Konferensi yang Qatar selenggarakan selama 2 hari itu dihadiri oleh banyak staf Piala Dunia. Sejumlah aktor penting negara, serta penyelenggara. Di dalam konferensi itu, mereka sudah menyinggung soal akan ada bantuan dari sejumlah negara selama Piala Dunia berjalan.

“Qatar sudah memiliki level security yang tertinggi, dan sekarang bisa dibilang sebagai negara yang paling rendah dalam tingkat kejahatan. Kami selalu menerima masukan, sehingga kami bisa lebih menjamin Piala Dunia yang aman untuk para fans,” ucap Maj Gen Al Ansari.

Di sisi lain, direktur keamanan FIFA mengatakan kalau Piala Dunia Qatar ini cukup unik.

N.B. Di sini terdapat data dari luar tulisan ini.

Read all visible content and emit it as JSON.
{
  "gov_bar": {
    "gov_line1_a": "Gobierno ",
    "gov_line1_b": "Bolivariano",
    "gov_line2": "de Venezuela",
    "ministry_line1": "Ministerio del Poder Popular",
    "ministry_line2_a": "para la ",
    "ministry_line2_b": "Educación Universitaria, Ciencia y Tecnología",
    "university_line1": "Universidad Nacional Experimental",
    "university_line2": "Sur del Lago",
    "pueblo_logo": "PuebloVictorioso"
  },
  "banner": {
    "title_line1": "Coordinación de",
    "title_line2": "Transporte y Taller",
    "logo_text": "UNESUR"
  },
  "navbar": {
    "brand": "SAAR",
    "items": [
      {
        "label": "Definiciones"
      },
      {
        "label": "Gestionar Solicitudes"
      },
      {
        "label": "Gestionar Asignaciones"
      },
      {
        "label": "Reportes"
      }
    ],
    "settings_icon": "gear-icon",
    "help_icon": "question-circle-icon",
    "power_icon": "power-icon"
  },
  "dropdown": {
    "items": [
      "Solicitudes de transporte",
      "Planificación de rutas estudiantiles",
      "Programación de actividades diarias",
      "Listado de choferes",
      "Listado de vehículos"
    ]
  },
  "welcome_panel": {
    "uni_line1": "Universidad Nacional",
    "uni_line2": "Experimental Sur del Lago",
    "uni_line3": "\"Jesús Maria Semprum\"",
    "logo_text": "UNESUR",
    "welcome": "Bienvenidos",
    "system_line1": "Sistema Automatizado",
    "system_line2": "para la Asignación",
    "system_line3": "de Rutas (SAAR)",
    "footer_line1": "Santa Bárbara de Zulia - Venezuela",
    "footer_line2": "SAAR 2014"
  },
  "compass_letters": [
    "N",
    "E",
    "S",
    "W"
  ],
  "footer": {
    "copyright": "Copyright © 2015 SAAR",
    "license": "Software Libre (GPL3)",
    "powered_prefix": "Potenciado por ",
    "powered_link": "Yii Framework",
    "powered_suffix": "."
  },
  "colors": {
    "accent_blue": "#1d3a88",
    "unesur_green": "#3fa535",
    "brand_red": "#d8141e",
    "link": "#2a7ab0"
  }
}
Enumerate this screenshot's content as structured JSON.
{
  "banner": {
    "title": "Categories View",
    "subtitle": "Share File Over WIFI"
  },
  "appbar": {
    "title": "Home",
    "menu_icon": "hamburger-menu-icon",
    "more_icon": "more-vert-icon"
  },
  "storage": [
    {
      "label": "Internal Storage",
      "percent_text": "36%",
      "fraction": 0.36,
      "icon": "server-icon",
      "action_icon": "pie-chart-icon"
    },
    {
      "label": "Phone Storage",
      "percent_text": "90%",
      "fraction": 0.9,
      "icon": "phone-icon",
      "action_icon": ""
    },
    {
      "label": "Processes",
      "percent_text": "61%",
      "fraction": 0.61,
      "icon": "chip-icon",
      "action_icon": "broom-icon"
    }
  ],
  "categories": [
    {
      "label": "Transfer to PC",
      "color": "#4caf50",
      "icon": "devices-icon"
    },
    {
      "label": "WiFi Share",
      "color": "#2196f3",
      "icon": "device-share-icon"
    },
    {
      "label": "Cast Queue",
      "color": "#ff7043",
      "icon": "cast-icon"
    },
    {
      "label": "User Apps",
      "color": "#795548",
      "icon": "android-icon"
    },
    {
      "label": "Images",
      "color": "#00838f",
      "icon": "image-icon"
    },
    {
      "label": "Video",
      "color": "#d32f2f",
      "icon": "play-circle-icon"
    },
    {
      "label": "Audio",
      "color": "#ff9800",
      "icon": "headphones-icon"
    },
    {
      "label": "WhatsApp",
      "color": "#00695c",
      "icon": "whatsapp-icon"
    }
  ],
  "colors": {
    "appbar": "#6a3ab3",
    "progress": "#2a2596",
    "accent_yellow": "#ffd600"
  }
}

FIFA merasa kalau persiapan yang FIFA lakukan bisa menjadi penjamin keamanan. Qatar memiliki otoritas yang jelas, sehingga tantangan di kondisi apa saja pasti bisa pihak Qatar atasi.

Keamanan Cyber Menjadi Kekhawatiran Terbaru Menyusul Piala Dunia 2022

Sama halnya seperti ajang yang diselenggarakan dengan mewah, pasti ada yang khawatir di hal-hal keamanan. FIFA sendiri prediksi akan ada 1.5 juta pengunjung di Qatar selama ajang Piala Dunia, sehingga keamanan bukan satu hal yang bisa dihindari selama itu sepenuhnya.

Tetapi Qatar sendiri sudah menjamin keamanan selama ajang itu. Tetapi masalah yang lain di Piala Dunia tahun ini adalah soal keamanan siber. Ini adalah bentuk kejahatan dalam bentuk internet, bukan secara fisik. Sehingga banyak yang khawatir dengan kemampuan Qatar.

Selama Piala Dunia 2018, terdapat 25 juta laporan soal kejahatan siber terkait ajang itu. Fans, Sponsor, pengunjung, dan FIFA sendiri menjadi korbannya. Sehingga banyak pihak yang telah mengatakan bersedia membantu Qatar untuk mendapatkan keamanan siber yang baik.

Piala Dunia Qatar sudah sangat dekat, dan fans sudah tidak sabar untuk merasakan sendiri pengalaman Piala Dunia 2022. Tetapi yang menjadi kekhawatiran sekarang adalah soal level keamanan. Hal ini juga yang membuat Inggris bersedia membantu Qatar di keamanan.